01 - Toast 50g pine nuts in a dry hot pan until lightly golden. Add to a blender with 40g grated Parmesan, 1 crushed garlic clove, 100g fresh basil, 150ml olive oil, and the zest of 1 lemon. Blend into a rough paste and adjust with salt, pepper, and lemon juice to taste.
02 - In a pan, melt 50g butter and stir in 50g flour to create a roux. Cook for 1-2 minutes. Add 750ml warm milk gradually, whisking continuously until thickened. Add 1 bay leaf and season with nutmeg, white wine vinegar, salt, and pepper. Discard the bay leaf before use.

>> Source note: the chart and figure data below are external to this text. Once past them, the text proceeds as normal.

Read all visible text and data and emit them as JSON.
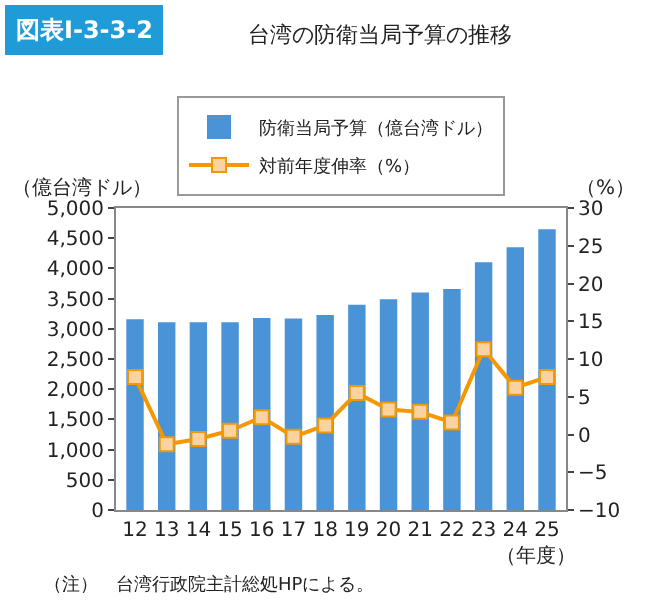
{
  "chart_data": {
    "type": "bar",
    "title": "図表Ⅰ-3-3-2",
    "subtitle": "台湾の防衛当局予算の推移",
    "ylabel": "（億台湾ドル）",
    "y2label": "（%）",
    "xlabel": "（年度）",
    "categories": [
      "12",
      "13",
      "14",
      "15",
      "16",
      "17",
      "18",
      "19",
      "20",
      "21",
      "22",
      "23",
      "24",
      "25"
    ],
    "series": [
      {
        "name": "防衛当局予算（億台湾ドル）",
        "color": "#4a93d6",
        "values": [
          3160,
          3110,
          3110,
          3110,
          3180,
          3170,
          3230,
          3400,
          3490,
          3600,
          3660,
          4100,
          4350,
          4650
        ]
      },
      {
        "name": "対前年度伸率（%）",
        "type": "line",
        "axis": "y2",
        "color": "#f39800",
        "marker": "square",
        "values": [
          7.6,
          -1.3,
          -0.6,
          0.5,
          2.3,
          -0.3,
          1.2,
          5.5,
          3.3,
          3.0,
          1.6,
          11.3,
          6.2,
          7.6
        ]
      }
    ],
    "ylim": [
      0,
      5000
    ],
    "yticks": [
      {
        "value": 0,
        "label": "0"
      },
      {
        "value": 500,
        "label": "500"
      },
      {
        "value": 1000,
        "label": "1,000"
      },
      {
        "value": 1500,
        "label": "1,500"
      },
      {
        "value": 2000,
        "label": "2,000"
      },
      {
        "value": 2500,
        "label": "2,500"
      },
      {
        "value": 3000,
        "label": "3,000"
      },
      {
        "value": 3500,
        "label": "3,500"
      },
      {
        "value": 4000,
        "label": "4,000"
      },
      {
        "value": 4500,
        "label": "4,500"
      },
      {
        "value": 5000,
        "label": "5,000"
      }
    ],
    "y2lim": [
      -10,
      30
    ],
    "y2ticks": [
      {
        "value": -10,
        "label": "−10"
      },
      {
        "value": -5,
        "label": "−5"
      },
      0,
      5,
      10,
      15,
      20,
      25,
      30
    ],
    "legend": "top",
    "annotations": [
      "（注）　台湾行政院主計総処HPによる。"
    ]
  }
}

03 - Set the oven to 180°C (gas mark 4).
04 - In an ovenproof dish, layer lasagne sheets with pesto and bechamel sauce, seasoning lightly with salt and pepper between layers. Finish with a final layer of bechamel.
05 - Sprinkle the top with 20g grated Parmesan and 20g pine nuts. Bake in the preheated oven for 30 minutes until golden. Serve warm.